Figure 1. hHP1β–chromatin interaction is dependent on H3K9me3.

(a) Domain structure of hHP1β; boundaries of domains are indicated by respective amino acid positions. For more details see Supplementary Fig. 2. (b) Scheme of pull-down experiments in c using different H3K9me templates immobilized on streptavidin-coated magnetic beads via C-terminal incorporation of a biotinylated lysine (peptide) or ligation of 5′-biotinylated oligonucleotides to DNA templates used in chromatin reconstitution (mono- and oligonucleosomes). (c) Immobilized H3K9me templates according to the pull-down experimental schemes in b were incubated with recombinant hHP1β WT. Material recovered after washing was analysed by western blotting.
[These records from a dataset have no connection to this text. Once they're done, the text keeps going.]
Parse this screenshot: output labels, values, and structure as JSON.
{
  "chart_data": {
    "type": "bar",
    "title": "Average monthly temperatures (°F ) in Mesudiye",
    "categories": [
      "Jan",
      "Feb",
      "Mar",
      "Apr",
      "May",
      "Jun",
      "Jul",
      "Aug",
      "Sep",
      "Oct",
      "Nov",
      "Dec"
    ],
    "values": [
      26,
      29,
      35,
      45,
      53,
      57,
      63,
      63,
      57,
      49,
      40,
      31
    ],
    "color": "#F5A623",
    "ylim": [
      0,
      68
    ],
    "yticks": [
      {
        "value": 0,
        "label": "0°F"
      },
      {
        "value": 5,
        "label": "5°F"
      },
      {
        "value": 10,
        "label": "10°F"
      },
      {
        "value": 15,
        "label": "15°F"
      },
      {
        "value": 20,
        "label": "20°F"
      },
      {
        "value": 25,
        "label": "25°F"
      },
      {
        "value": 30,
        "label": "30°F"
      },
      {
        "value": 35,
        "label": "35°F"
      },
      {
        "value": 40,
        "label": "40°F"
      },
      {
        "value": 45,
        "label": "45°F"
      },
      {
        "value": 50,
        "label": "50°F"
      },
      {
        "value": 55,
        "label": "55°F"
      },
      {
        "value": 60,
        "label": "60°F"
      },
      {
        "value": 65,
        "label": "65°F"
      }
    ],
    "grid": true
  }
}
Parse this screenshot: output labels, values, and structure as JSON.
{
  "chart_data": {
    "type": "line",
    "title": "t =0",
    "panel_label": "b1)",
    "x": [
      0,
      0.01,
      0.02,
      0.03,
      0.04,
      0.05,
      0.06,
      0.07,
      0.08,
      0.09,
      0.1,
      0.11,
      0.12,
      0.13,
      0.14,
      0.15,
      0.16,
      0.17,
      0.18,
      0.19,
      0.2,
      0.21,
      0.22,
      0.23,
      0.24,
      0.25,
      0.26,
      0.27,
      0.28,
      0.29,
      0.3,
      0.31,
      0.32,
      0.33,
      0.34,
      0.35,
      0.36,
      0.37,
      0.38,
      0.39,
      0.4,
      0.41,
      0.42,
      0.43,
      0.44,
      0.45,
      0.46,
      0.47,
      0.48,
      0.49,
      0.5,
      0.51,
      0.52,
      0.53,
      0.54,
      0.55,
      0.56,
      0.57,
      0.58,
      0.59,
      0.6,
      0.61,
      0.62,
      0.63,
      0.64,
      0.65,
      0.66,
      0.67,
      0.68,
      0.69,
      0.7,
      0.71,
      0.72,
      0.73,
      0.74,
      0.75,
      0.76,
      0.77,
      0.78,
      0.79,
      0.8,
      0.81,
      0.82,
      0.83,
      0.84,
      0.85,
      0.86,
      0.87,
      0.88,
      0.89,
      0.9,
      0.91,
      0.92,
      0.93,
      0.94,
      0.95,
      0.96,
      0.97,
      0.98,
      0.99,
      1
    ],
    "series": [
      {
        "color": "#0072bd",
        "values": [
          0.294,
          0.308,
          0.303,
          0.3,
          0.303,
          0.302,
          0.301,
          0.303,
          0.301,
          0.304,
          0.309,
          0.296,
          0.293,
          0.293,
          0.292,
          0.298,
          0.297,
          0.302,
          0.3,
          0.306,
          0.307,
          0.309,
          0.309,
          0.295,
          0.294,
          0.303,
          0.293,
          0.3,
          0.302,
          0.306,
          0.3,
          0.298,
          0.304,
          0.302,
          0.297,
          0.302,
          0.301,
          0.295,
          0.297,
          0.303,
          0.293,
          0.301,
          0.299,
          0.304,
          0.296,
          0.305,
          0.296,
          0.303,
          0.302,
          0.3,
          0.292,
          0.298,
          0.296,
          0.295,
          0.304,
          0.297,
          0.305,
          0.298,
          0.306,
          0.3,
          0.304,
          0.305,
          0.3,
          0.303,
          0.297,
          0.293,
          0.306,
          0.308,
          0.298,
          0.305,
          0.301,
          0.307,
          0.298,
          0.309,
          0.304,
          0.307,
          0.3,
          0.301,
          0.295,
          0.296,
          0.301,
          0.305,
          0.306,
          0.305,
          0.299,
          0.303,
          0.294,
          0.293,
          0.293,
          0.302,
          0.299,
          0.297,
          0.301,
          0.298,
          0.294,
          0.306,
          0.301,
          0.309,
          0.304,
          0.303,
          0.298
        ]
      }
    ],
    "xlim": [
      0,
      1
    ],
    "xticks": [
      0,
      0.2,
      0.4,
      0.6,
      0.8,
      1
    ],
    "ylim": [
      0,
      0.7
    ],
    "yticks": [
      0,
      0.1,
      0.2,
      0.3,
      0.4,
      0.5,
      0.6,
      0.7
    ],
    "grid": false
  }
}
The indicated salt concentrations were used throughout the experiment. (d) Scheme of chromatin coprecipitation assay; factors bound to oligonucleosomes are precipitated with the template when clustering is induced by addition of Mg²⁺ ions. (e,f) Chromatin coprecipitation of hHP1β (e) and hHP1α (f) proteins with oligonucleosomes. Precipitated material was run on SDS-PAGE and stained with Coomassie blue. Input, 10%. (g) The indicated recombinant proteins were incubated with a DNA fragment of 150 bp at 500: 1 and 1,000: 1 molar ratio. Complexes were separated by PAGE. DNA was stained with SYBR Gold.